Orang yang mendapati dirinya kuat secara mental. Ia akan menghadapi itu semua dengan ketenangan yang mantap. Alih-alih memikirkan fitnah orang, bisa-bisanya mungkin, kalau keturunan bromo corah akan segera membalaskan sakit hatinya, lewat jalur yang sama bejatnya dengan jalur yang diambil orang tuanya dulu. Anak gundik akan membalaskan itu semua, dengan cara memposisikan dirinya di status selevel mucikari. Orang-orang Semitik trah Ibrani, mereka akan membalaskan pengusiran dunia atas bangsanya, lewat jalur penantian yang teramat sabar terhadap seorang Mesiah. Selebihnya, banyak pula contoh lain yang jauh lebih beradab. Semisal anak garong yang jadi mu'adzin. Atau mungkin, anak koruptor yang kadung ada dalam naungan Illahiah.
Nyatanya, orang bermental kuat senantiasa berjumlah sedikit, ketimbang orang yang bermental icikiwir. Mau bukti? Silahkan kamu hitung saja, berapa persentase orang yang berhasil di tiap kelurahan. Atau mungkin, berapa persentase mereka yang hatinya benar-benar bersorban, ketimbang tukang nggosip di luar sana. Dan bagi mereka yang trahnya ada dalam hukuman masyarakat, sedang mentalnya sendiri terlampau lemah, maka pengasingan diri ialah jawaban atas itu semua.
5. Rasa Sombong yang Akut
Kalau kamu naksir seorang cewek yang ada di lingkungan sekitar rumah, sedang dalam pergaulan ia tidak begitu terlihat supel dan terbuka, dan keempat faktor sebelumnya kamu anggap meragukan. Boleh jadi, ia masuk dalam kategori yang satu ini. Kuat kemungkinan, orangtuanya mendoktrin ia dengan paham-paham 'mencintai diri sendiri'. Ialah perpanjangan lidah dari seorang Nietszhe, yang menjadikan dirinya sebagai 'aku atas segala hal'.

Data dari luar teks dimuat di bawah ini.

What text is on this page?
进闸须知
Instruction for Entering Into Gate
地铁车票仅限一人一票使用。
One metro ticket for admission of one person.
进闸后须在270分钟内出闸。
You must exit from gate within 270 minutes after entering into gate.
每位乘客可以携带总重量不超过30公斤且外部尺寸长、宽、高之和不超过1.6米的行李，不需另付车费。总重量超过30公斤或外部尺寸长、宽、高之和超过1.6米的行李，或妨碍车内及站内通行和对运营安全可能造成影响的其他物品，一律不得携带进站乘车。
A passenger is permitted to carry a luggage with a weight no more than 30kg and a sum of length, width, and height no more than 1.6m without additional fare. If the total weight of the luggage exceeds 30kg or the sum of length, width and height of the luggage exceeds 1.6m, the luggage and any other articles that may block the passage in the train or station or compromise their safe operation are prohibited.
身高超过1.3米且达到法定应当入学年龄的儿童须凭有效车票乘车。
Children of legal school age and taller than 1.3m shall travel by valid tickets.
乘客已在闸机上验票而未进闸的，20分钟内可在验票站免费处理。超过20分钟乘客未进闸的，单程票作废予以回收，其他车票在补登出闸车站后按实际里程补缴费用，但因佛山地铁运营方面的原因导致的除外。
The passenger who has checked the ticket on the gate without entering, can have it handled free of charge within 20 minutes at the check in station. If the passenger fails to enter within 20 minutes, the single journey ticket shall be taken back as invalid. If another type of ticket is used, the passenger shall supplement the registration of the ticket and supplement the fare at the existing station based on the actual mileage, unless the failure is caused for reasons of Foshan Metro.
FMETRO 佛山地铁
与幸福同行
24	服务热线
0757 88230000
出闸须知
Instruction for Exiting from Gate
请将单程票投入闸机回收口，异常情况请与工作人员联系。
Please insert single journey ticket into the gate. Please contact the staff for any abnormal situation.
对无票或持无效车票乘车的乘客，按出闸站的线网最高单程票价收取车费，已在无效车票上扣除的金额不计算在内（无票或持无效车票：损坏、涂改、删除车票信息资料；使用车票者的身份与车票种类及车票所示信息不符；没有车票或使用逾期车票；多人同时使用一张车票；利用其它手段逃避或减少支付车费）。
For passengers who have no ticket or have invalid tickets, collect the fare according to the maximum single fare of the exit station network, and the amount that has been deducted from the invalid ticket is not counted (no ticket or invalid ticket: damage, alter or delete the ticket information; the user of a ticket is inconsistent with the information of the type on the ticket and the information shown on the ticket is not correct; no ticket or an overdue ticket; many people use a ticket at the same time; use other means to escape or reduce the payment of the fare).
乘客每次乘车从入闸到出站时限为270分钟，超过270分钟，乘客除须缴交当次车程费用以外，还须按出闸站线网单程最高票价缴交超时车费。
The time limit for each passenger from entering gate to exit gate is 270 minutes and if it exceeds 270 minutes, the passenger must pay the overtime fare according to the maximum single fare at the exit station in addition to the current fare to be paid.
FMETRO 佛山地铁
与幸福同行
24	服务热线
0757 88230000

Lepas dari itu semua, definisi sombong sebenarnya relatif sulit buat digambarkan dan diterjemahkan. Maklum saja, otak saya saat ini belum sampai ke titik definisi yang membahas perkara arogansi dan kawan-kawan sejawatnya. Kalau kamu punya terjemahan yang efektif mengenai definisi tersebut, saya dengan senang hati akan mendengarkan. Welcome.
Namun begini, coba kamu perhatikan. Adakah orang yang dicap masyarakat sebagai arogan akut itu, sudi mengobrol hangat dengan penunggang Lambo? Kemudian, adakah ia bermuka dingin saat disapa penjual daging celeng? Jika ya, selamat! Berarti sangkaanmu selama ini benar. Pengasingan dirinya, tak lebih dari sekedar pembuktian terhadap lingkungan sekitar. Kalau ia lebih suka memaknai hidupnya, sebagai 'aku atas segala hal'.
-------------------
PS: Persepsi paling akhir akan sedikit meragukan, kalau orang tersebut sama-sama menaruh respect terhadap si penunggang mobil dan si penjual daging. Mungkin saja ia tidak sesombong yang dibayangkan orang. Pun saat seseorang berlagak sombong lewat tingkah dan omongan di hadapan orang yang angkuh. Ini tidak bisa disebut pula sombong sepenuhnya. (Dihalalkan sombong atas orang yang sombong, begitu kira-kira para ulama memberikan fatwanya).
Lebih-lebih agama bilang, letak kesombongan yang sebenarnya itu ada di dalam kalbu. Orang pakai sandal dan baju bagus belum tentu masuk kategori arogan, kalau di hatinya ia merasa biasa-biasa saja. Ini yang membuat saya bingung mendefinisikan kesombongan itu sendiri. Hingga juntrungannya, semua berujung pada pendekatan persepsi yang lain. Saya lebih memilih untuk mendefinisikan, kalau pengasingan diri tidak melulu dibentuk atas faktor arogansi. Sedang arogansi itu sendiri, sudah pasti jadi faktor penentu atas pengasingan diri. Semoga, persepsi saya ini membantu otak kita berputar agak lama. Wes, itu saja lah.
--------------------
09 Juni 2017.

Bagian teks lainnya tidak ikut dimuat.